The afternoon before the storm, the local gas station was packed. Gas was not only used for getting out of town but also for generators, which people would rely on for electricity if the power went out. There was a lot of last-minute panic and frantic preparation, and a lot of key details were likely forgotten in the process. 

The day before a hurricane or major storm is always a nice temperature and sunny. Unsuspecting. 
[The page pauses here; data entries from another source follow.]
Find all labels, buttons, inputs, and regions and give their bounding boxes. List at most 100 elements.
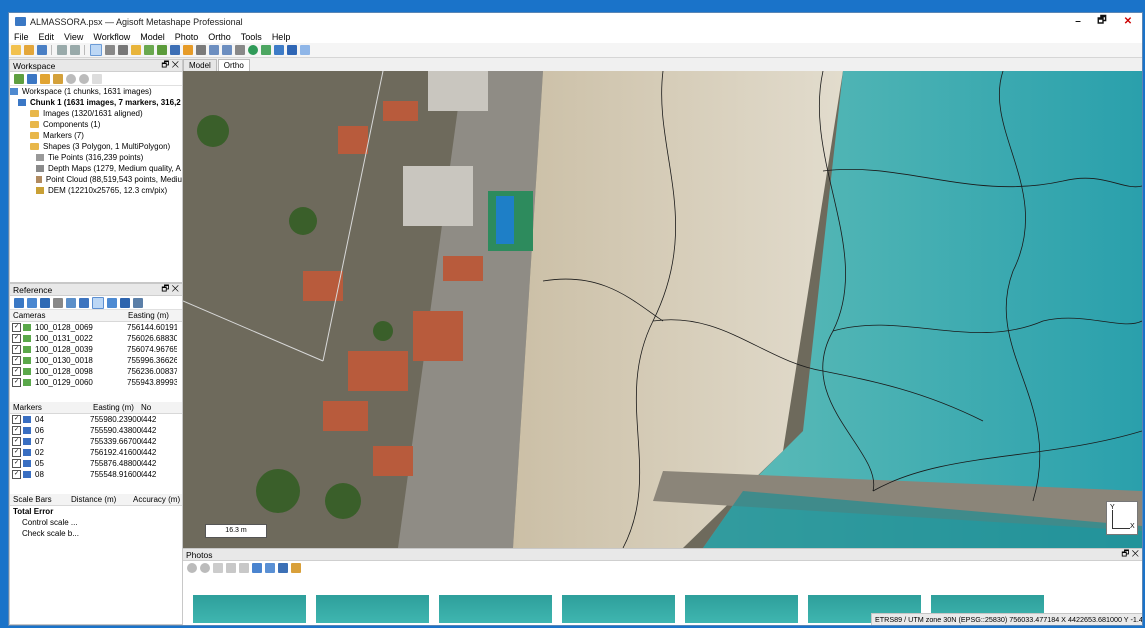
optimize-icon[interactable] <box>52 297 63 308</box>
markers-column-header[interactable]: Markers <box>10 403 93 412</box>
tree-item-depth-maps[interactable]: Depth Maps (1279, Medium quality, A <box>10 163 182 174</box>
import-icon[interactable] <box>13 297 24 308</box>
photo-thumbnail[interactable] <box>439 595 552 623</box>
calibrate-icon[interactable] <box>65 297 76 308</box>
checkbox[interactable]: ✓ <box>12 448 21 457</box>
checkbox[interactable]: ✓ <box>12 378 21 387</box>
add-folder-icon[interactable] <box>39 73 50 84</box>
batch-icon[interactable] <box>52 73 63 84</box>
checkbox[interactable]: ✓ <box>12 367 21 376</box>
view-estimated-icon[interactable] <box>106 297 117 308</box>
marker-row[interactable]: ✓ 08 755548.916000 442 <box>10 469 182 480</box>
tab-ortho[interactable]: Ortho <box>217 59 250 71</box>
marker-row[interactable]: ✓ 07 755339.667000 442 <box>10 436 182 447</box>
filter-icon[interactable] <box>290 562 301 573</box>
save-project-icon[interactable] <box>36 45 47 55</box>
photo-thumbnail[interactable] <box>316 595 429 623</box>
shape-tool-icon[interactable] <box>169 45 180 55</box>
workspace-root[interactable]: Workspace (1 chunks, 1631 images) <box>10 86 182 97</box>
accuracy-column-header[interactable]: Accuracy (m) <box>133 495 180 504</box>
checkbox[interactable]: ✓ <box>12 356 21 365</box>
camera-row[interactable]: ✓ 100_0128_0069 756144.60191 <box>10 322 182 333</box>
add-chunk-icon[interactable] <box>13 73 24 84</box>
undo-icon[interactable] <box>56 45 67 55</box>
checkbox[interactable]: ✓ <box>12 345 21 354</box>
select-shape-icon[interactable] <box>156 45 167 55</box>
flag-icon[interactable] <box>286 45 297 55</box>
move-icon[interactable] <box>234 45 245 55</box>
draw-polyline-icon[interactable] <box>117 45 128 55</box>
remove-camera-icon[interactable] <box>212 562 223 573</box>
rotate-left-icon[interactable] <box>225 562 236 573</box>
photo-thumbnail[interactable] <box>193 595 306 623</box>
menu-view[interactable]: View <box>59 32 88 42</box>
patch-icon[interactable] <box>182 45 193 55</box>
cameras-column-header[interactable]: Cameras <box>10 311 128 320</box>
checkbox[interactable]: ✓ <box>12 415 21 424</box>
ortho-viewport[interactable]: 16.3 m Y X <box>183 71 1142 548</box>
globe-icon[interactable] <box>247 45 258 55</box>
tree-item-components[interactable]: Components (1) <box>10 119 182 130</box>
panel-float-close-icon[interactable]: 🗗 ✕ <box>161 59 179 73</box>
checkbox[interactable]: ✓ <box>12 470 21 479</box>
checkbox[interactable]: ✓ <box>12 323 21 332</box>
distance-column-header[interactable]: Distance (m) <box>71 495 133 504</box>
convert-icon[interactable] <box>39 297 50 308</box>
checkbox[interactable]: ✓ <box>12 459 21 468</box>
marker-row[interactable]: ✓ 04 755980.239000 442 <box>10 414 182 425</box>
view-details-icon[interactable] <box>251 562 262 573</box>
scalebars-column-header[interactable]: Scale Bars <box>10 495 71 504</box>
tree-item-images[interactable]: Images (1320/1631 aligned) <box>10 108 182 119</box>
view-thumbnails-icon[interactable] <box>264 562 275 573</box>
checkbox[interactable]: ✓ <box>12 426 21 435</box>
tree-item-tie-points[interactable]: Tie Points (316,239 points) <box>10 152 182 163</box>
restore-button[interactable]: 🗗 <box>1091 14 1113 28</box>
tree-item-shapes[interactable]: Shapes (3 Polygon, 1 MultiPolygon) <box>10 141 182 152</box>
view-errors-icon[interactable] <box>119 297 130 308</box>
export-icon[interactable] <box>26 297 37 308</box>
camera-row[interactable]: ✓ 100_0129_0060 755943.89993 <box>10 377 182 388</box>
camera-row[interactable]: ✓ 100_0130_0018 755996.36626 <box>10 355 182 366</box>
menu-tools[interactable]: Tools <box>236 32 267 42</box>
minimize-button[interactable]: – <box>1067 14 1089 28</box>
chunk-item[interactable]: Chunk 1 (1631 images, 7 markers, 316,2 <box>10 97 182 108</box>
camera-row[interactable]: ✓ 100_0128_0098 756236.00837 <box>10 366 182 377</box>
remove-icon[interactable] <box>91 73 102 84</box>
view-list-icon[interactable] <box>277 562 288 573</box>
navigation-icon[interactable] <box>89 44 102 56</box>
close-button[interactable]: ✕ <box>1117 14 1139 28</box>
menu-workflow[interactable]: Workflow <box>88 32 135 42</box>
check-scale-row[interactable]: Check scale b... <box>10 528 182 539</box>
menu-photo[interactable]: Photo <box>170 32 204 42</box>
menu-model[interactable]: Model <box>135 32 170 42</box>
tree-item-point-cloud[interactable]: Point Cloud (88,519,543 points, Mediu <box>10 174 182 185</box>
menu-file[interactable]: File <box>9 32 34 42</box>
shapes-icon[interactable] <box>299 45 310 55</box>
enable-icon[interactable] <box>65 73 76 84</box>
camera-row[interactable]: ✓ 100_0128_0039 756074.96765 <box>10 344 182 355</box>
view-source-icon[interactable] <box>91 296 104 309</box>
draw-point-icon[interactable] <box>143 45 154 55</box>
new-project-icon[interactable] <box>10 45 21 55</box>
tree-item-markers[interactable]: Markers (7) <box>10 130 182 141</box>
tab-model[interactable]: Model <box>183 59 217 71</box>
marker-row[interactable]: ✓ 02 756192.416000 442 <box>10 447 182 458</box>
photo-thumbnail[interactable] <box>685 595 798 623</box>
tree-item-dem[interactable]: DEM (12210x25765, 12.3 cm/pix) <box>10 185 182 196</box>
camera-row[interactable]: ✓ 100_0131_0022 756026.68830 <box>10 333 182 344</box>
marker-row[interactable]: ✓ 06 755590.438000 442 <box>10 425 182 436</box>
marker-northing-column-header[interactable]: No <box>141 403 151 412</box>
easting-column-header[interactable]: Easting (m) <box>128 311 169 320</box>
enable-camera-icon[interactable] <box>186 562 197 573</box>
photo-thumbnail[interactable] <box>562 595 675 623</box>
image-icon[interactable] <box>273 45 284 55</box>
checkbox[interactable]: ✓ <box>12 334 21 343</box>
checkbox[interactable]: ✓ <box>12 437 21 446</box>
marker-row[interactable]: ✓ 05 755876.488000 442 <box>10 458 182 469</box>
ruler-icon[interactable] <box>130 45 141 55</box>
rectangle-selection-icon[interactable] <box>104 45 115 55</box>
ortho-view-icon[interactable] <box>260 45 271 55</box>
panel-float-close-icon[interactable]: 🗗 ✕ <box>161 283 179 297</box>
control-scale-row[interactable]: Control scale ... <box>10 517 182 528</box>
settings-icon[interactable] <box>132 297 143 308</box>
BANG. BANG. I awoke disoriented at just after four o’clock in the morning to a sound I’d never quite heard before. It took me a second to realize it was thick tree branches banging on the window and walls of my room. The rain was so forceful it sounded like tiny pebbles hitting the window and the wind was wailing. There was no going back to sleep so my family and I made small cups of coffee on our gas stove (it didn’t take long for the power to go out so the coffeemaker was no use) and huddled around our little battery-powered weather radio. All we could do was watch and hope that none of the water oaks in our yard were torn out of the ground and hurled at our roof.
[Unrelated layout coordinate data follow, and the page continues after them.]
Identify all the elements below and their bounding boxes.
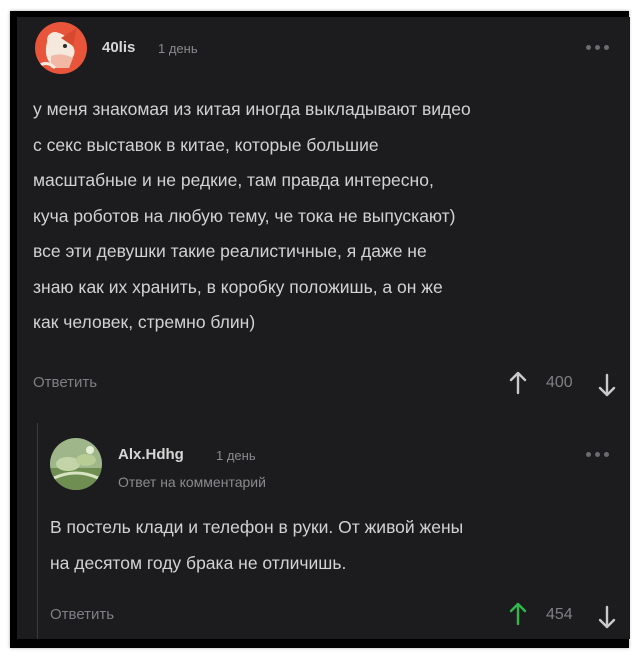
timestamp: 1 день	[158, 41, 198, 56]
comment-text: В постель клади и телефон в руки. От жив…	[50, 517, 464, 573]
timestamp: 1 день	[216, 448, 256, 463]
arrow-up-icon	[509, 602, 527, 626]
reply-button[interactable]: Ответить	[50, 606, 114, 623]
comment-text: у меня знакомая из китая иногда выкладыв…	[33, 99, 471, 332]
score: 400	[546, 374, 573, 391]
username[interactable]: 40lis	[102, 39, 135, 56]
score: 454	[546, 606, 573, 623]
upvote-button[interactable]	[508, 371, 528, 400]
reply-to-label[interactable]: Ответ на комментарий	[118, 474, 266, 490]
arrow-down-icon	[598, 605, 616, 629]
avatar[interactable]	[35, 22, 87, 74]
fox-avatar-icon	[35, 22, 87, 74]
more-options-icon[interactable]	[586, 45, 609, 50]
downvote-button[interactable]	[597, 373, 617, 402]
arrow-up-icon	[509, 371, 527, 395]
more-options-icon[interactable]	[586, 452, 609, 457]
downvote-button[interactable]	[597, 605, 617, 634]
arrow-down-icon	[598, 373, 616, 397]
reply-button[interactable]: Ответить	[33, 374, 97, 391]
avatar[interactable]	[50, 438, 102, 490]
nature-avatar-icon	[50, 438, 102, 490]
upvote-button[interactable]	[508, 602, 528, 631]
username[interactable]: Alx.Hdhg	[118, 446, 184, 463]
thread-line	[37, 423, 38, 639]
The storm stuck around for a couple more hours and then suddenly, just like that, it was gone. But it had been merciless. I think around three quarters of the houses in my neighborhood had trees on the roof. Huge trees had fallen onto power lines or on the road. Soon enough my neighbors and my family stepped out into the street to assess the damage. We spent the rest of the day together dragging tall branches and piling up broken tree bits. My dad brought our chainsaw around to the houses in my neighborhood, helping others saw trees off their houses. It was truly a team effort, and even now, almost two years later, my community is still cleaning up from Sally. It took all of us.

The power, air conditioning, and wi-fi was out for at least a week. And September in Alabama is hot. A couple people had portable AC units, but not many of us. Our neighbors shared their generator with us so we could blast fans and turn on LED lamps. We had to eat up anything perishable in our fridge and boil our drinking water on our gas stove. My community definitely wasn’t prepared for the wake of Sally, and it’s made me realize just how important preparation and community resilience efforts are. We were lucky we lived in a kind neighborhood and had prepared ourselves for the hurricane, buying extra gas and water.
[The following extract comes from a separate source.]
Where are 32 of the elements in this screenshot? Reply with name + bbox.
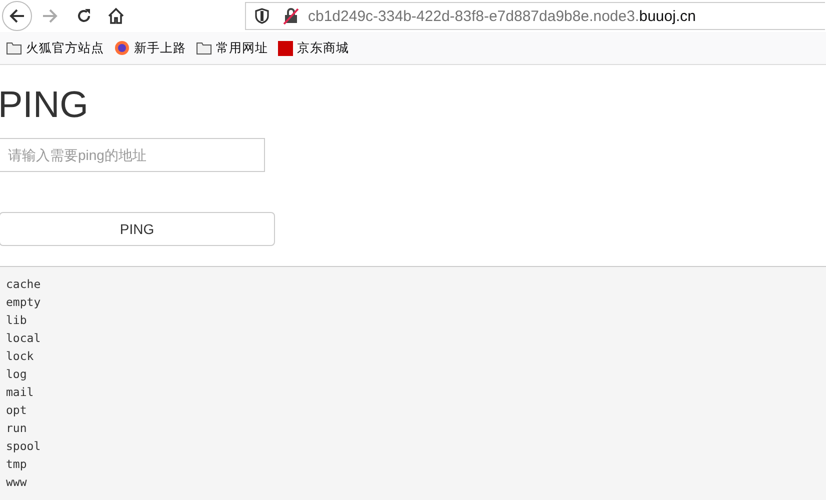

This experience has made me think differently about extreme weather preparation. Things can change in an instant, and it’s not hard to be underprepared. Whether it’s flooding, heat, or a hurricane, having everything you need is crucial. Ultimately, lending a helping hand to a neighbor can mean so much, and not underestimating Mother Nature is imperative as we run head on into rising temperatures and whirling storms. Looking to the future as we head into another busy hurricane season, I hope my community can be better prepared and equipped to deal with such a disaster. 

Community was vital, and that’s why Communities Responding to Extreme Weather (CREW) is so important. CREW fosters community connection and teaches neighbors how to best prepare themselves for extreme weather. As we progress into the coming decades, this work is going to be crucial in standing a chance against climate change.